There's nothing new in Trevor Cobbold's just released research paper mistakenly arguing that the only reason Catholic and independent schools outperform government schools is because they enrol privileged students from wealthy backgrounds.
Cobbold, the Convenor of Save Our Schools, is also wrong to criticise Christopher Pyne, the Commonwealth Minister for Education, and his plans to give government schools greater autonomy in an effort to strengthen schools and raise standards.
As Melbourne-based Gary Marks details in Education, Social Background and Cognitive Ability, the belief among policy makers, academics and activists that "socioeconomic background largely determines educational and subsequent occupational and economic backgrounds" has long been accepted by the cultural-left as beyond doubt.

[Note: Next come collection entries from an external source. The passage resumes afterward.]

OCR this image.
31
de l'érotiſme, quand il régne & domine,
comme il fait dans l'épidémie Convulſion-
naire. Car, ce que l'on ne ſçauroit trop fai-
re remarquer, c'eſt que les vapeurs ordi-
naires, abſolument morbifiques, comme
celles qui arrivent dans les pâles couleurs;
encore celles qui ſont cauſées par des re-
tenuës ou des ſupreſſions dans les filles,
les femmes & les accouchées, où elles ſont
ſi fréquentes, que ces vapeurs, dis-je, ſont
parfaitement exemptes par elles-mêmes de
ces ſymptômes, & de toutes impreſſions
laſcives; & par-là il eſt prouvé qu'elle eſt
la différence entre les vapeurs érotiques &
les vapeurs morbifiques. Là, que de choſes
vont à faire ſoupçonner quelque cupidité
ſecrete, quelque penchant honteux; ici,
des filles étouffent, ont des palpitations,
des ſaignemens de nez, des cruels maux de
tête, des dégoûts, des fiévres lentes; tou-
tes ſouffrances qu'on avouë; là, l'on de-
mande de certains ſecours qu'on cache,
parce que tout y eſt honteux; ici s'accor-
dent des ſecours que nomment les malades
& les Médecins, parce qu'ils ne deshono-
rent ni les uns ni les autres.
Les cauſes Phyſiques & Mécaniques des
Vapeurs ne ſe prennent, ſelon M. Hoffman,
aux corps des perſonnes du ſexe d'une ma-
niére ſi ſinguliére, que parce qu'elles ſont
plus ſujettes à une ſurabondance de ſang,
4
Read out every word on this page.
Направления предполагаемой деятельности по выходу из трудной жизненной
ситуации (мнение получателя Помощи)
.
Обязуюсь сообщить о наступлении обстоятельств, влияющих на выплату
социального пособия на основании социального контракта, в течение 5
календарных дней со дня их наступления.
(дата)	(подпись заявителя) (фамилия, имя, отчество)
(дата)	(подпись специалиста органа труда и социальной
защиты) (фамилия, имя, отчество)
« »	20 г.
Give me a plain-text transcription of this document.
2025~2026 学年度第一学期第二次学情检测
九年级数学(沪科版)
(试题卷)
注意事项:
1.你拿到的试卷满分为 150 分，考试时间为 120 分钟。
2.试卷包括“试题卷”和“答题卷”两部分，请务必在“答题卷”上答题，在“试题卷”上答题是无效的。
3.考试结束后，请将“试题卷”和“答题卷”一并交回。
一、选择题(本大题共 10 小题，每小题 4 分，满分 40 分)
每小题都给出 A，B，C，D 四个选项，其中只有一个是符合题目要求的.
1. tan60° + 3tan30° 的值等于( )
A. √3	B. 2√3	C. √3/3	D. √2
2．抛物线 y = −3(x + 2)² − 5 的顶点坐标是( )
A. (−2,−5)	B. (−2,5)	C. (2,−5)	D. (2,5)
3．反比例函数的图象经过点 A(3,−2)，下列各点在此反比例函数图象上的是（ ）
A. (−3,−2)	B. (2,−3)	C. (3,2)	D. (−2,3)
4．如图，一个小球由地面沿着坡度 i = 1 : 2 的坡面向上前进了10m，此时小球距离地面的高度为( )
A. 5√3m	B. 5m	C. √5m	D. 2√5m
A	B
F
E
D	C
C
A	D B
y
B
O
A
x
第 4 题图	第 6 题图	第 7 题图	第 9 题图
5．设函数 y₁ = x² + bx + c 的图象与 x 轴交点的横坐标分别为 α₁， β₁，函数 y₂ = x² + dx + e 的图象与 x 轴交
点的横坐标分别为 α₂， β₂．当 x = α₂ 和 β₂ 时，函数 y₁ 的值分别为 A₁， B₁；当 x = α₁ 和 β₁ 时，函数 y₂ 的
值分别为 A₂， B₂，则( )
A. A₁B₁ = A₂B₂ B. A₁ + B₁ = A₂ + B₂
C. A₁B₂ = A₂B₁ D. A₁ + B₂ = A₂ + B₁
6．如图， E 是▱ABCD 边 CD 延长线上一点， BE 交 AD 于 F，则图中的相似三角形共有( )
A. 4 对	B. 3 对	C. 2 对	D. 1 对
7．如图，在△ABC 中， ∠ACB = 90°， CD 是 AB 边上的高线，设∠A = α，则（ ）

During the early to mid 70s the sociology of education movement gained ascendency in education faculties and teacher training both here and overseas with advocates arguing that education in Western capitalist societies, instead of providing a ladder of opportunity, perpetuated inequality and disadvantage.
Academic success, so the argument goes, has nothing to do with merit, ability, hard work or a disciplined classroom environment, high expectations, effective teachers and a rigorous curriculum – rather success or failure is determined by postcode.
In England, as argued by Peter Hitchens during his recent visit to Australia, the result of this levelling down, anti-elitist argument was the closure of Grammar Schools - the one avenue that had provided thousands of working class children the chance to achieve academic success.
In Victoria the socialist inspired education minister, Joan Kirner, closed the technical schools and reduced education to the lowest common denominator by arguing that diversity and choice in education exacerbated inequality and unfairly privileged non-government schools.
As detailed by Gary Marks in his recent book, in addition offering nothing new, the argument that socioeconomic background determines success or failure ignores the mounting research proving that other factors such as students' cognitive ability and school culture are equally, if not more, important.
Marks writes "arguments that the reproduction of socioeconomic inequalities across generations is strong and enduring and that cognitive ability is irrelevant are simply not true" and that "education policy should not be based on the premise that the bulk of inequalities in education can be attributed to socioeconomic background".
When explaining why Catholic and independent schools, compared to government schools, achieve stronger Year 12 results a 2013 analysis carried out by the National Centre for Vocational Education Research arrives at a similar conclusion.
The researchers write "the average socioeconomic status of students at a school does not emerge as a significant factor, after controlling for individual characteristics including academic achievement from the PISA test".
Not surprisingly, the researchers note that a school's culture and classroom environment are important factors and that as "academic school quality increases, individual socioeconomic background becomes less relevant in relation to the probability of completing Year 12".